5. Basic program structure

For this course, a basic program structure is provided which predefines all required functions to solve the data analysis task.

The main() function includes predefined function calls related to the different sections of this course. It also includes tests to automatically validate the function implementations.

Todo

Open the analysis.py file and check the main() function. It contains the outline of this course and is structured accordingly. It looks complicated, however most of it are associated tests. Look for instance at assert df is not None. This line raises an AssertionError if the variable df is None. The testing provides you with a direct feedback and lets you know if your implemented functions work as expected.

Warning

Please only change the main() function when instructed during this course (indicated by the term FIXME). All new program code should be added to the other predefined functions.

Hint

The predefined function contain documentation explaining how the function should work. Additionally, hints are provided to help you implement the functions. For every hint usually just a few lines of code need to be written. You should use the hints to comment your code. Feel free to find your own solution if you don’t want to follow the hints.

6. Data preparation - Work data

In a first step, the obtained work data files should be merged into one dataframe. Therefore, the function get_dataframe_from_directory should be implemented.

Todo

Expand the get_dataframe_from_directory function to load all work data files and put them in one dataframe.

Ensure that the timestamp is in the Pandas datetime format and use the timestamp as index and sort your data according to it using sort_index().

Remove all columns containing “Unnamed”.

Todo

Check if the created dataframe gets validated successfully and if the dataframe has the correct shape.

In a second step, sensor-based picking errors should be removed from the user data analysis.

Todo

Implement the mask_dataframe function to remove:

all rows that contain “RemoveItem” in column “ActionName”
all columns that contain “pickItem” in row “ActionType” only if row “Error” is True.

Todo

Check if the adjusted dataframe gets validated successfully and if the dataframe has the correct shape.
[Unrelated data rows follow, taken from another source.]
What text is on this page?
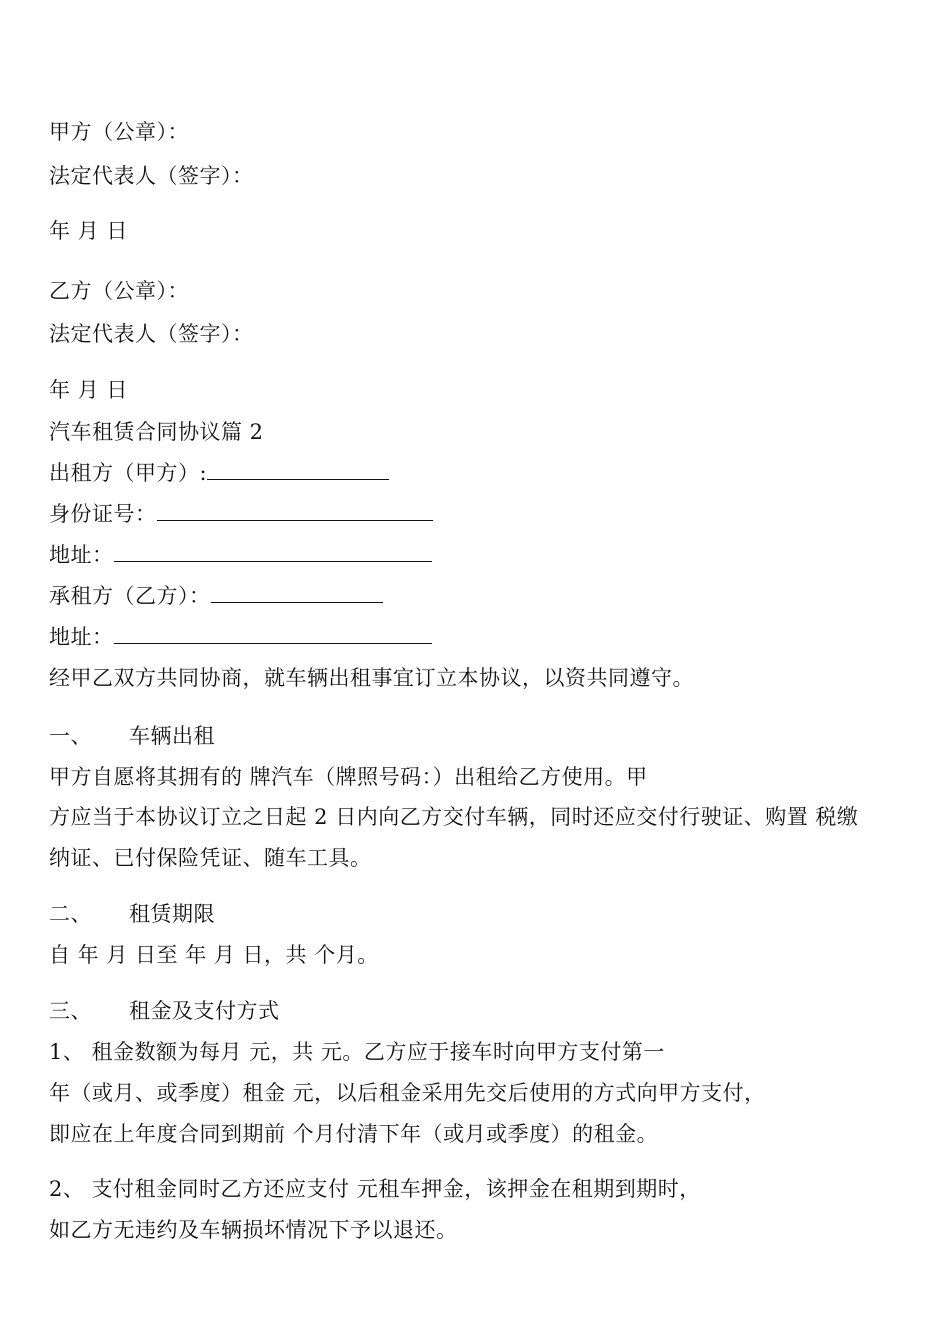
甲方（公章）：
法定代表人（签字）：
年 月 日
乙方（公章）：
法定代表人（签字）：
年 月 日
汽车租赁合同协议篇 2
出租方（甲方）:
身份证号：
地址：
承租方（乙方）：
地址：
经甲乙双方共同协商，就车辆出租事宜订立本协议，以资共同遵守。
一、 车辆出租
甲方自愿将其拥有的 牌汽车（牌照号码：）出租给乙方使用。甲
方应当于本协议订立之日起 2 日内向乙方交付车辆，同时还应交付行驶证、购置 税缴
纳证、已付保险凭证、随车工具。
二、 租赁期限
自 年 月 日至 年 月 日，共 个月。
三、 租金及支付方式
1、 租金数额为每月 元，共 元。乙方应于接车时向甲方支付第一
年（或月、或季度）租金 元，以后租金采用先交后使用的方式向甲方支付，
即应在上年度合同到期前 个月付清下年（或月或季度）的租金。
2、 支付租金同时乙方还应支付 元租车押金，该押金在租期到期时，
如乙方无违约及车辆损坏情况下予以退还。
6.1. Base value calculation

Based on the obtained work data, the following information should be calculated for further analysis:

Cycle times per user and run
Mean times per user action (e.g. mean times for action “pickItem” for object “Nut”) as setpoints for production planning

6.1.1. Cycle times

The cycle times (run times) allow an analysis regarding the individual user performance. Also, it can be analyzed if the user performance increases with the run numbers.

Todo

Implement the calculate_cycle_times function.
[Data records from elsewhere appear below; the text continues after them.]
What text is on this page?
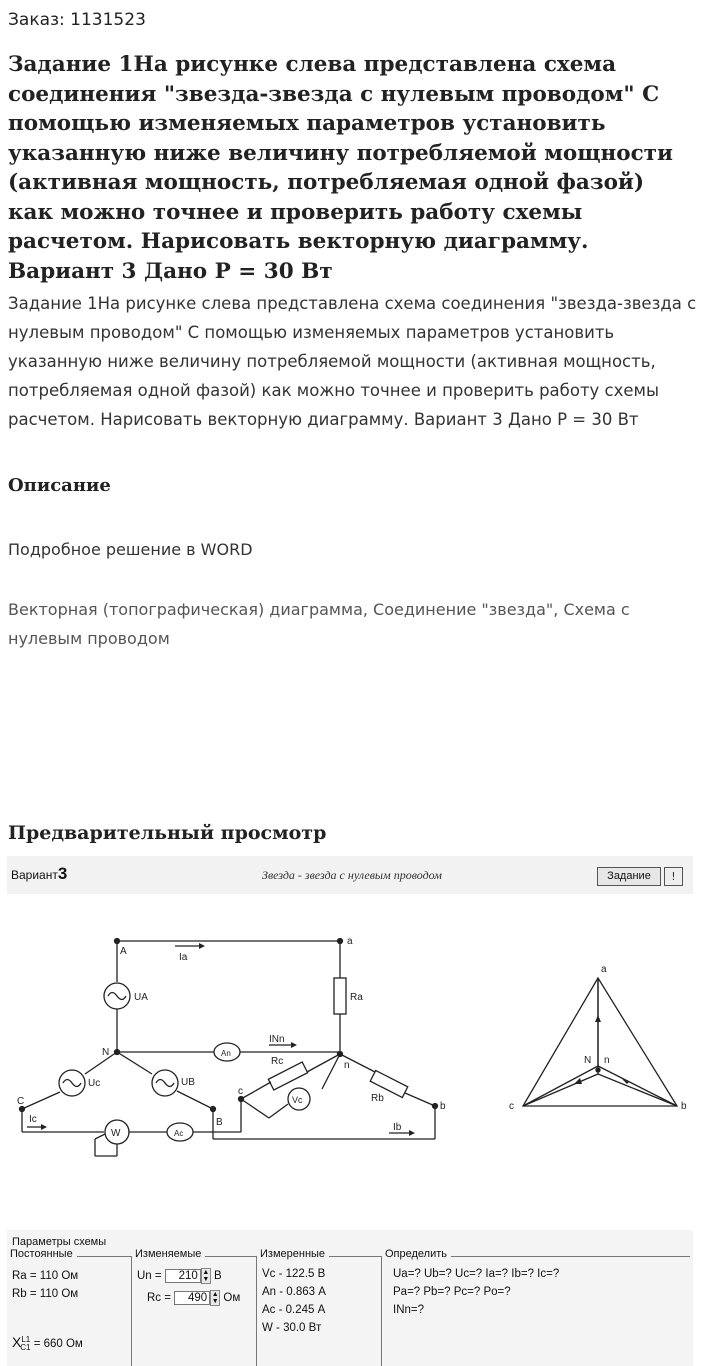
Заказ: 1131523
Задание 1На рисунке слева представлена схема соединения "звезда-звезда с нулевым проводом" С помощью изменяемых параметров установить указанную ниже величину потребляемой мощности (активная мощность, потребляемая одной фазой) как можно точнее и проверить работу схемы расчетом. Нарисовать векторную диаграмму. Вариант 3 Дано P = 30 Вт

Задание 1На рисунке слева представлена схема соединения "звезда-звезда с нулевым проводом" С помощью изменяемых параметров установить указанную ниже величину потребляемой мощности (активная мощность, потребляемая одной фазой) как можно точнее и проверить работу схемы расчетом. Нарисовать векторную диаграмму. Вариант 3 Дано P = 30 Вт

Описание
Подробное решение в WORD
Векторная (топографическая) диаграмма, Соединение "звезда", Схема с нулевым проводом
Предварительный просмотр
Вариант3	Звезда - звезда с нулевым проводом	Задание	!
A
a
Ia
UA	Ra
N	An
INn
n
Uc
C
UB
B
c
Rc
Vc
b
Rb
Ic
W	Ac
Ib
a
c	b
N n
Параметры схемы
Постоянные
Ra = 110 Ом
Rb = 110 Ом
$X^{L1}_{C1} = 660$ Ом
Изменяемые
Un = 210 ▲
▼ В
Rc = 490 ▲
▼ Ом
Измеренные
Vc - 122.5 В
An - 0.863 А
Ac - 0.245 А
W - 30.0 Вт
Определить
Ua=? Ub=? Uc=? Ia=? Ib=? Ic=?
Pa=? Pb=? Pc=? Po=?
INn=?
Create a new dataframe which includes all single cycle times per user and run number.

As the timestamps still include the removed actions, please use the DeltaTime values for your cycle time calculation.

Todo

To create a better overview for the data analysis, calculate the following information and put them in the predefined dictionary:

minimum cycle time (seconds) for all runs of all users

average cycle time (seconds) for all runs of all users

maximum cycle time (seconds) for the last run of each user

average cycle time (seconds) for the last run of each

As the timestamps still include the removed actions, please use the DeltaTime values for your cycle time calculation.

6.1.2. Setpoints

The obtained data should be used to set new default times (setpoints) for future handgrip assembly actions at the MWS. For instance, the default times are required to provide individual feedback to each user regarding his performance and improvements.
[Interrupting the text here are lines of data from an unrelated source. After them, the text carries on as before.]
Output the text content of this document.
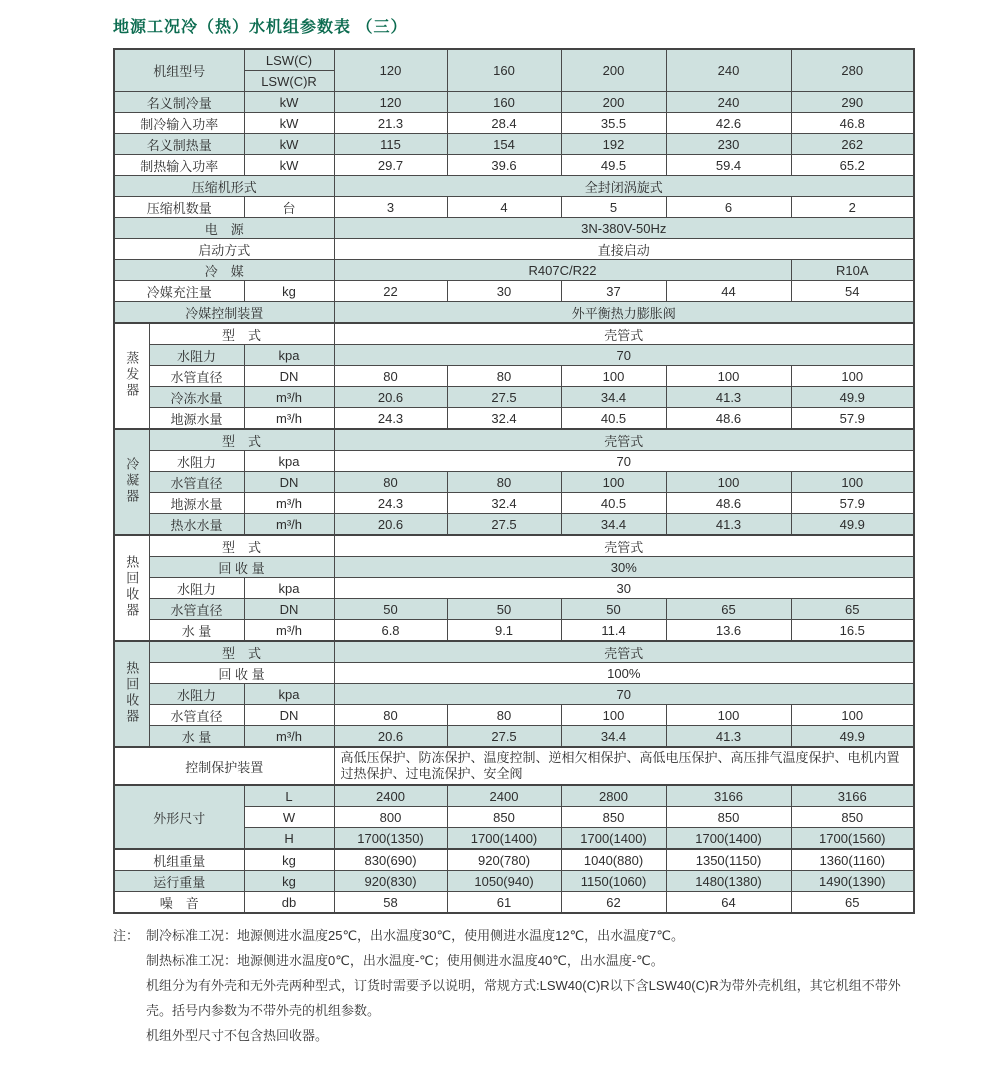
地源工况冷（热）水机组参数表 （三）
机组型号		LSW(C)	120	160	200	240	280
		LSW(C)R					
名义制冷量		kW	120	160	200	240	290
制冷输入功率		kW	21.3	28.4	35.5	42.6	46.8
名义制热量		kW	115	154	192	230	262
制热输入功率		kW	29.7	39.6	49.5	59.4	65.2
压缩机形式			全封闭涡旋式				
压缩机数量		台	3	4	5	6	2
电　源			3N-380V-50Hz				
启动方式			直接启动				
冷　媒			R407C/R22				R10A
冷媒充注量		kg	22	30	37	44	54
冷媒控制装置			外平衡热力膨胀阀				
蒸发器	型　式		壳管式				
	水阻力	kpa	70				
	水管直径	DN	80	80	100	100	100
	冷冻水量	m³/h	20.6	27.5	34.4	41.3	49.9
	地源水量	m³/h	24.3	32.4	40.5	48.6	57.9
冷凝器	型　式		壳管式				
	水阻力	kpa	70				
	水管直径	DN	80	80	100	100	100
	地源水量	m³/h	24.3	32.4	40.5	48.6	57.9
	热水水量	m³/h	20.6	27.5	34.4	41.3	49.9
热回收器	型　式		壳管式				
	回 收 量		30%				
	水阻力	kpa	30				
	水管直径	DN	50	50	50	65	65
	水 量	m³/h	6.8	9.1	11.4	13.6	16.5
热回收器	型　式		壳管式				
	回 收 量		100%				
	水阻力	kpa	70				
	水管直径	DN	80	80	100	100	100
	水 量	m³/h	20.6	27.5	34.4	41.3	49.9
控制保护装置			高低压保护、防冻保护、温度控制、逆相欠相保护、高低电压保护、高压排气温度保护、电机内置过热保护、过电流保护、安全阀				
外形尺寸		L	2400	2400	2800	3166	3166
		W	800	850	850	850	850
		H	1700(1350)	1700(1400)	1700(1400)	1700(1400)	1700(1560)
机组重量		kg	830(690)	920(780)	1040(880)	1350(1150)	1360(1160)
运行重量		kg	920(830)	1050(940)	1150(1060)	1480(1380)	1490(1390)
噪　音		db	58	61	62	64	65
注： 制冷标准工况：地源侧进水温度25℃，出水温度30℃，使用侧进水温度12℃，出水温度7℃。
制热标准工况：地源侧进水温度0℃，出水温度-℃；使用侧进水温度40℃，出水温度-℃。
机组分为有外壳和无外壳两种型式，订货时需要予以说明，常规方式:LSW40(C)R以下含LSW40(C)R为带外壳机组，其它机组不带外壳。括号内参数为不带外壳的机组参数。
机组外型尺寸不包含热回收器。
As the mounting actions vary in effort and dexterity, individual default times for each action are required instead of general default times per action type.

Todo

Implement the calculate_setpoints function to calculate the average working time per user activity and store them in a csv file for further usage. The average working times should be specified according to “ActionType” and “Node”.

Also, return the setpoints as a multiindex pandas series.

7. OEE calculation

The overall equipment effectiveness is one of the main process indicators for production environments. It is calculated for production resources (e.g., a manual work station) for specific time intervals (e.g., days). It is not used to compare the effectiveness of different production resources but to analyze the effectiveness of one specific resource.

The typical OEE calculation is based on the three OEE Factors: Availability ( $A$ ), Performance ( $P$ ), and Quality ( $Q$ ).

$OEE = A \cdot P \cdot Q$

In general, there exist different possibilities on how to calculate the OEE parameters. Typical examples are shown below.

For the availability ( $A$ ), the real production time ( $t_{real}$ ) is compared to the planned production time ( $t_{plan}$ ). For instance, a workstation was planned to be operated 6 hours during an 8 hour shift; however, it was only running for 3 hours due to unplanned circumstances. Thus, the availability of this time interval is 50%.

$A = \frac{t_{real}}{t_{plan}}$

For the performance, the ideal production time ( $t_{ideal}$ ) is calculated using the planned cycle time ( $t_{cyc}$ ) and the number of produced parts ( $n_{produced}$ ). Next, the ideal production time ( $t_{ideal}$ ) is compared to the real production time ( $t_{real}$ ) for the produced parts. For instance, 100 parts were produced during the three hours (180 minutes) working time. According to the production planning, each part requires a planned cycle time of 1 minute. Thus, ideal production time was 100 minutes and the performance of this time interval 55.5%.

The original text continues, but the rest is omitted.